This week, Fairfax economics columnist Ross Gittins wrote an opinion piece on educational challenges facing Australia’s young people: “The young are mostly right, they are getting a bad deal”, Sydney Morning Herald, 20 September 2017.
Much of what Gittins writes about vocational education and training (VET) in Australia is so correct that it is worth quoting:
It be surprising if school leavers are steering clear of vocational education when they've read so many stories about the tribulations of TAFE and some private providers ripping off the young and trusting, so as to rort the federal government's VET version of the student loan scheme?
The truth is that the efforts of federal and state governments of both colours to make VET "contestable" by making for-profit education providers part of the system have been a disastrous failure.
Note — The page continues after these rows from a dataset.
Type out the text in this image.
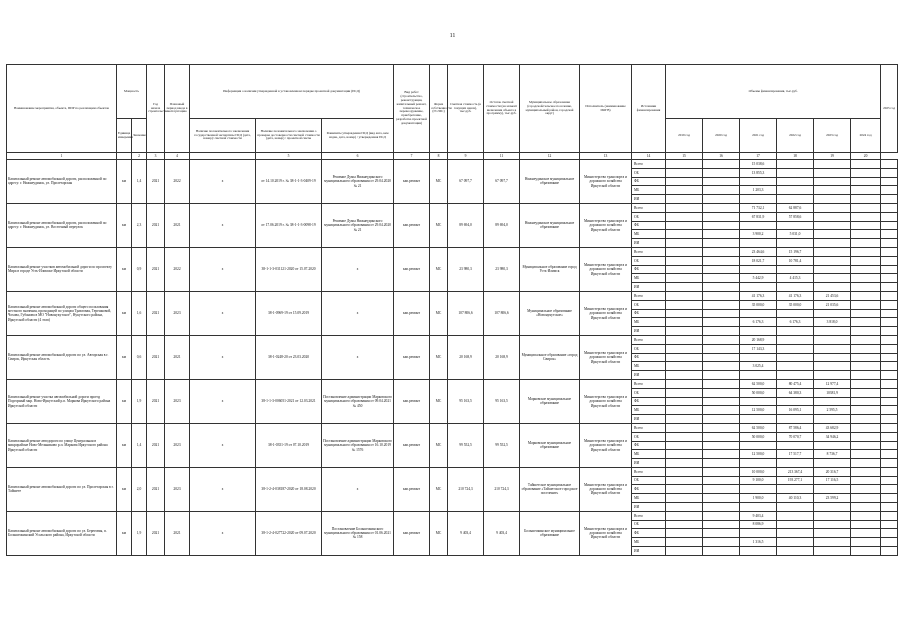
11
Наименование мероприятия, объекта, ПИР по реализации объектов	Мощность		Год начала строительства	Плановый период ввода в эксплуатацию	Информация о наличии утвержденной в установленном порядке проектной документации (ПСД)			Вид работ (строительство, реконструкция, капитальный ремонт, техническое перевооружение, приобретение, разработка проектной документации)	Форма собственности (ГС/МС)	Сметная стоимость (в текущих ценах), тыс.руб.	Остаток сметной стоимости (на момент включения объекта в программу), тыс.руб.	Муниципальное образование (городской/сельское поселение, муниципальный район, городской округ)	Исполнитель (наименование ИОГВ)	Источники финансирования	Объемы финансирования, тыс.руб.						2025 год
	Единица измерения	Значение			Наличие положительного заключения государственной экспертизы ПСД (дата, номер)/ сметной стоимости	Наличие положительного заключения о проверке достоверности сметной стоимости (дата, номер) / проектной сметы	Реквизиты утверждения ПСД (вид акта, кем издан, дата, номер) / утвержденная ПСД								2019 год	2020 год	2021 год	2022 год	2023 год	2024 год	
1		2	3	4		5	6	7	8	9	11	12	13	14	15	16	17	18	19	20	
Капитальный ремонт автомобильной дороги, расположенной по адресу: г. Нижнеудинск, ул. Пролетарская	км	1,4	2021	2022	х	от 14.10.2019 г. № 38-1-1-3-0409-19	Решение Думы Нижнеудинского муниципального образования от 29.04.2020 № 21	кап.ремонт	МС	67 097,7	67 097,7	Нижнеудинское муниципальное образование	Министерство транспорта и дорожного хозяйства Иркутской области	Всего			15 038,6				
														ОБ			13 855,3				
														ФБ							
														МБ			1 203,3				
														ИИ							
Капитальный ремонт автомобильной дороги, расположенной по адресу: г. Нижнеудинск, ул. Восточный переулок	км	2,3	2021	2021	х	от 17.06.2019 г. № 38-1-1-3-0098-19	Решение Думы Нижнеудинского муниципального образования от 29.04.2020 № 21	кап.ремонт	МС	89 694,0	89 694,0	Нижнеудинское муниципальное образование	Министерство транспорта и дорожного хозяйства Иркутской области	Всего			71 732,1	62 887,6			
														ОБ			67 831,9	57 858,6			
														ФБ							
														МБ			3 900,2	5 031,0			
														ИИ							
Капитальный ремонт участков автомобильной дороги по проспекту Мира в городе Усть-Илимске Иркутской области	км	0,9	2021	2022	х	38-1-1-3-031121-2020 от 15.07.2020	х	кап.ремонт	МС	23 980,3	23 980,3	Муниципальное образование город Усть-Илимск	Министерство транспорта и дорожного хозяйства Иркутской области	Всего			23 464,6	15 196,7			
														ОБ			18 021,7	10 781,4			
														ФБ							
														МБ			5 442,9	4 415,3			
														ИИ							
Капитальный ремонт автомобильной дороги общего пользования местного значения, проходящей по улицам Трактовая, Терешковой, Чохова, Губанова в МО "Новонукутское", Нукутского района, Иркутской области (4 этап)	км	1,6	2021	2023	х	38-1-0969-19 от 15.09.2019	х	кап.ремонт	МС	107 806,6	107 806,6	Муниципальное образование «Новонукутское»	Министерство транспорта и дорожного хозяйства Иркутской области	Всего			41 176,3	41 176,3	21 453,6		
														ОБ			35 000,0	35 000,0	21 035,6		
														ФБ							
														МБ			6 176,3	6 176,3	3 818,0		
														ИИ							
Капитальный ремонт автомобильной дороги по ул. Авторская в г. Свирск, Иркутская область	км	0,6	2021	2021	х	38-1-0248-20 от 23.03.2020	х	кап.ремонт	МС	20 168,9	20 168,9	Муниципальное образование «город Свирск»	Министерство транспорта и дорожного хозяйства Иркутской области	Всего			20 168,9				
														ОБ			17 143,3				
														ФБ							
														МБ			3 025,4				
														ИИ							
Капитальный ремонт участка автомобильной дороги проезд Подгорный мкр. Ново-Иркутский р.п. Маркова Иркутского района Иркутской области	км	1,9	2021	2023	х	38-1-1-3-006051-2021 от 12.03.2021	Постановление администрации Марковского муниципального образования от 09.04.2021 № 450	кап.ремонт	МС	95 163,5	95 163,5	Марковское муниципальное образование	Министерство транспорта и дорожного хозяйства Иркутской области	Всего			62 500,0	80 475,4	12 977,4		
														ОБ			50 000,0	64 380,3	10381,9		
														ФБ							
														МБ			12 500,0	16 095,1	2 595,5		
														ИИ							
Капитальный ремонт автодороги по улице Центральная в микрорайоне Ново-Мельниково р.п. Маркова Иркутского района Иркутской области	км	1,4	2021	2023	х	38-1-0351-19 от 07.10.2019	Постановление администрации Марковского муниципального образования от 16.10.2019 № 1576	кап.ремонт	МС	99 552,5	99 552,5	Марковское муниципальное образование	Министерство транспорта и дорожного хозяйства Иркутской области	Всего			62 500,0	87 586,4	43 682,9		
														ОБ			50 000,0	70 070,7	34 946,2		
														ФБ							
														МБ			12 500,0	17 517,7	8 736,7		
														ИИ							
Капитальный ремонт автомобильной дороги по ул. Пролетарская в г. Тайшете	км	2,0	2021	2023	х	38-1-2-4-038187-2020 от 18.08.2020	х	кап.ремонт	МС	210 724,3	210 724,3	Тайшетское муниципальное образование «Тайшетское городское поселение»	Министерство транспорта и дорожного хозяйства Иркутской области	Всего			10 000,0	213 367,4	20 316,7		
														ОБ			9 100,0	193 277,1	17 116,5		
														ФБ							
														МБ			1 900,0	40 110,3	23 599,2		
														ИИ							
Капитальный ремонт автомобильной дороги по ул. Береговая, п. Большеокинский Усольского района, Иркутской области	км	1,9	2021	2021	х	38-1-2-4-027722-2020 от 09.07.2020	Постановление Большеокинского муниципального образования от 01.06.2021 № 158	кап.ремонт	МС	9 403,4	9 403,4	Большеокинское муниципальное образование	Министерство транспорта и дорожного хозяйства Иркутской области	Всего			9 403,4				
														ОБ			8 086,9				
														ФБ							
														МБ			1 316,5				
														ИИ							
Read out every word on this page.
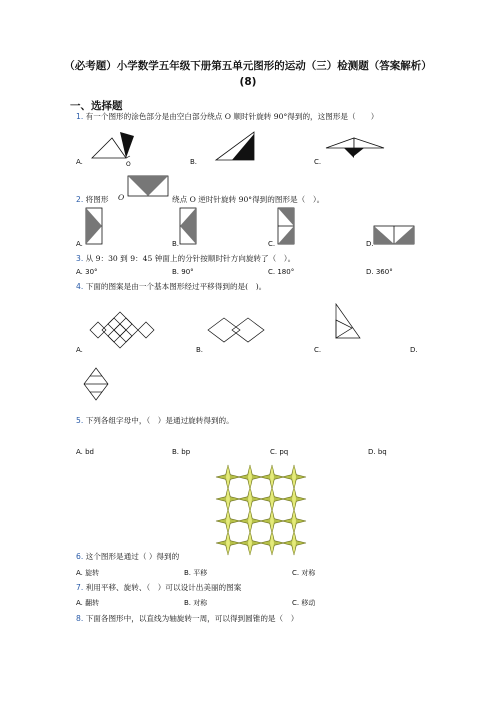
（必考题）小学数学五年级下册第五单元图形的运动（三）检测题（答案解析）(8)
一、选择题
1. 有一个图形的涂色部分是由空白部分绕点 O 顺时针旋转 90°得到的，这图形是（　　）
A.	O	B.	C.
2. 将图形 O	绕点 O 逆时针旋转 90°得到的图形是（　）。
A.	B.	C.	D.
3. 从 9：30 到 9：45 钟面上的分针按顺时针方向旋转了（　）。
A. 30°	B. 90°	C. 180°	D. 360°
4. 下面的图案是由一个基本图形经过平移得到的是(　)。
A.	B.	C.	D.
5. 下列各组字母中，（　）是通过旋转得到的。
A. bd	B. bp	C. pq	D. bq
6. 这个图形是通过（ ）得到的
A. 旋转	B. 平移	C. 对称
7. 利用平移、旋转、（　）可以设计出美丽的图案
A. 翻转	B. 对称	C. 移动
8. 下面各图形中，以直线为轴旋转一周，可以得到圆锥的是（　）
Now the federal bureaucrats have belatedly sorted that mess, we're left with private providers who will only ever cherry-pick the most popular and profitable courses, usually those with low capital costs.
So we're back to relying on good old government-owned TAFE – always the education system's poor relation, towards which the feds' commitment runs alternatively hot and cold.
But the misguided reformers were right to believe TAFE needs to change from its old complacent, inflexible ways, where the convenience and income of staff were given priority over the changing needs of employers and of young people wanting to gain skills relevant to the needs of present and future employers.
CCA CEO Dr Don Perlgut comments:
“Ross Gittins is correct when he writes that Australia’s “contestable” vocational education and training (VET) system that promotes for-profit education has been a ‘disastrous failure’. The answer, however, is not just relying on ‘good old government-owned TAFE’.
“Australia’s not-for-profit community education sector – often known as “community colleges” – taught 378,900 people in 2016, according to the National Centre for Vocational Education Research, some 9 percent of the total VET student numbers of 4,207,700. The community education student numbers compare favourably to TAFE, which had 739,800 students (17.6 percent of the total), although both are dwarfed by the for-profit providers with 2,470,800 students (58.7 percent).
“Not-for-profit community providers have proven to be sustainable, user-centred and ethical organisations that deliver high-quality outcomes, particularly to the most vulnerable and disadvantaged learners,” Dr Perlgut said.